A cup of tea and a small slice of Christmas cake was the reward for our walking activity .

I didn’t get an opportunity to take a decent flying bird picture today as the birds were so few and far between and I was going to use this inferior panel as a substitute…

…until a flying full moon of the day came to my rescue at the last minute.

I was very happy to see the moon even if it does mean another chilly day tomorrow.

Published by tootlepedal

Cyclist, retired teacher, curmudgeon, keen amateur photographer.

30 thoughts on “Blue sky thinking

  1. Today’s landscapes shots must rank among the best you’ve given us,especially like the one of the hills towards the gates of Eden…it reminds me of a style of painting by the famous Lake District artist Heaton Cooper,if you don’t know him look him up and you’ll see what I mean.
    Always nice to see the tree lined lodge walks 😊
    Our temperature stayed below freezing all day,proof of which was hungry starlings on the seed hoppers,a first round here.

  2. The full moon over the past couple of evenings, while I’ve been driving into work have been striking.
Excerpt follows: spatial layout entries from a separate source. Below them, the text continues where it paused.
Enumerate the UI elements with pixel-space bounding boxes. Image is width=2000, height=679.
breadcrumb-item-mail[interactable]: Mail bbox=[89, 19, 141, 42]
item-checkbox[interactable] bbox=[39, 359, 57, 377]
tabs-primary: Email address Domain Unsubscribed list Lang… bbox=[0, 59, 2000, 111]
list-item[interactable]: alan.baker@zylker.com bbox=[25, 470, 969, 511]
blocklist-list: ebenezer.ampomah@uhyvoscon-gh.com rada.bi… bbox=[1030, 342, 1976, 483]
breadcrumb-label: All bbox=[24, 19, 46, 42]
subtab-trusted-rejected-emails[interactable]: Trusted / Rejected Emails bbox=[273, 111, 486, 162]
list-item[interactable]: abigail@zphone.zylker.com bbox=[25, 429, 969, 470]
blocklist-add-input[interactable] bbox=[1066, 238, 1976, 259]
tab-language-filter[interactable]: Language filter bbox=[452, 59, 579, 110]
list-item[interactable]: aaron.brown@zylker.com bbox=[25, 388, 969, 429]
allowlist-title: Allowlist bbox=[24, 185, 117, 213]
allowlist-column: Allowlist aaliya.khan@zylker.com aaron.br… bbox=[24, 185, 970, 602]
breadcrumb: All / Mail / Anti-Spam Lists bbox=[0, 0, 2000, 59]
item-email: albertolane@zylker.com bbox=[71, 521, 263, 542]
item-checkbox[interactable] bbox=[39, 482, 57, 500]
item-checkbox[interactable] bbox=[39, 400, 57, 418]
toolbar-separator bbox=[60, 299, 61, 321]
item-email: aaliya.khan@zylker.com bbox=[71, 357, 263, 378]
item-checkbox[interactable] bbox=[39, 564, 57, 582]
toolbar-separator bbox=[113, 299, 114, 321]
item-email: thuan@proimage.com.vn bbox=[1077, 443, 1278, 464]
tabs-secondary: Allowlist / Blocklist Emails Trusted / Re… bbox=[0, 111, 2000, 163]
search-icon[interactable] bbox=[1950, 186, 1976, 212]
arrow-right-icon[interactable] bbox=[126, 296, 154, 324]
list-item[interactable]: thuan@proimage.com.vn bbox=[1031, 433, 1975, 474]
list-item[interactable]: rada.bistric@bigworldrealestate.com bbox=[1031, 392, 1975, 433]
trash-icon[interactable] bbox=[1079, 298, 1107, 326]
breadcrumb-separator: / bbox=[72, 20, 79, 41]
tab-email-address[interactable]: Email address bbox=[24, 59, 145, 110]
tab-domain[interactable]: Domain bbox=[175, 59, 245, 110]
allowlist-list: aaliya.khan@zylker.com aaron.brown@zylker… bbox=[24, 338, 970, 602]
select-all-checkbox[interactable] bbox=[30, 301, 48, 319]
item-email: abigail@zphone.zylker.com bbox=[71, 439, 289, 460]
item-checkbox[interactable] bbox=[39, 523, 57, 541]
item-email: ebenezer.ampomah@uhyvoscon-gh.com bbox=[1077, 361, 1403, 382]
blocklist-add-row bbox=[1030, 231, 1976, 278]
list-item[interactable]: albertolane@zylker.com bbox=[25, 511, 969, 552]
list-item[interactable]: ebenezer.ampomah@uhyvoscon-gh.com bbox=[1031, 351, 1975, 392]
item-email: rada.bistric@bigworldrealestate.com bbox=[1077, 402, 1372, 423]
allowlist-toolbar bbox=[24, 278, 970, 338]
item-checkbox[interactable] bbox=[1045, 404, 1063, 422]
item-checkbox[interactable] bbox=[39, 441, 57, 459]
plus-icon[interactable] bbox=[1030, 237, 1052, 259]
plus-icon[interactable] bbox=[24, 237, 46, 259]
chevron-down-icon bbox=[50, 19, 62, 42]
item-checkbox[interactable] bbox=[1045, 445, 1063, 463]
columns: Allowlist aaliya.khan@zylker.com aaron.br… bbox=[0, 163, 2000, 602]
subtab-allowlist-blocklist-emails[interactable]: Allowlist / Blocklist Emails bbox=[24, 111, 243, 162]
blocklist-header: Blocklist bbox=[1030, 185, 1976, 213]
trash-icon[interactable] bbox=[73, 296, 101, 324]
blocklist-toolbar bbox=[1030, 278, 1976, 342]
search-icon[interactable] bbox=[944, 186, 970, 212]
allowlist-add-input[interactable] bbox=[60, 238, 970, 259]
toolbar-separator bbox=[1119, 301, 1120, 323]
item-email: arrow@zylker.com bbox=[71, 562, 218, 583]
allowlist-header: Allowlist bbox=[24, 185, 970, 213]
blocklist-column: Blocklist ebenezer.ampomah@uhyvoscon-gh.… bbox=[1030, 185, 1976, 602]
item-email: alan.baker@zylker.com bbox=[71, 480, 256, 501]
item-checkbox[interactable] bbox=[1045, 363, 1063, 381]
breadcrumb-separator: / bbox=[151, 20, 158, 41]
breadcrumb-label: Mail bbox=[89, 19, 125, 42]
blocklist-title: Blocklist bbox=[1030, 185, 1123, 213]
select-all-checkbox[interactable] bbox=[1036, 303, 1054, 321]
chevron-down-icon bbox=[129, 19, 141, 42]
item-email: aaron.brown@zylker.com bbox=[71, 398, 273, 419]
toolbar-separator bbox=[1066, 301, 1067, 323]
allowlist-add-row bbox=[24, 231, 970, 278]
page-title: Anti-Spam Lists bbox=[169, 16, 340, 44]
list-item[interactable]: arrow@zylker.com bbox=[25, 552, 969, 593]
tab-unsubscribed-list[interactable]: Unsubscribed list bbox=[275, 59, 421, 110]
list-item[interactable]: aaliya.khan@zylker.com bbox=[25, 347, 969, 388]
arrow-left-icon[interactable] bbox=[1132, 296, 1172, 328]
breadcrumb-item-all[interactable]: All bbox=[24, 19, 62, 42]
Atop the coastal hills around Port Talbot there are solar farms, with the moon so bright they provide an eerie reflection skyward. Like something out of ‘Close Encounters of the Third Kind’. I was driving on a dual carriageway so couldn’t get a photograph. Really enjoyed your post, as always. Cheers.

  3. Great shots and thanks for taking us with you. Happy to hear about your sisters in the US the politicians are getting their shots and many elderly continue to die 😦

  4. The landscapes of snow dusted hills are very beautiful, especially the Gates of Eden.
    I’m glad Sandy was able to get out for a bit. I hope his foot continues to get better.
    That’s another nice shot of the moon too. I’ve got to get out there and try it again. When it’s a bit warmer.

  5. The views from the hills are outstanding, and thank you for a view of the Lodge Walks. The birds, fungus, lichens and frosted mountains were all quite enjoyable to see, and have made a pleasant end the day.

    It was a frosty 24 degrees here this morning, cloudy and hovering in the 30s all day. We are back into rain tomorrow.

  6. We, too, have a dearth of small birds. Your usual good set of landscapes. It is good that you can still ask Sandy to come and join you; and reassuring that Mrs T is a familiar enough figure.

  7. My favourite photo amongst a gallery of beautiful shots is the view over the Gates of Eden. The Lodge Walks looks stunning in every season but especially with the low December sun shining through it. We are short of goldfinches and siskins this year but blue tits seem to have taken their place!

  8. Oh my wasn’t last nights moon magnificent! We can report good birdfeeder attendance, and I can hear a tawny owl hooting as I type. Stay safe and raise a glass to a brighter New Year.

    1. I am glad that there are birds somewhere. The moon was still very fine as it was just going down when we got up this morning. I hope that you have a good 2021. Are you posting pictures anywhere? I miss your blog.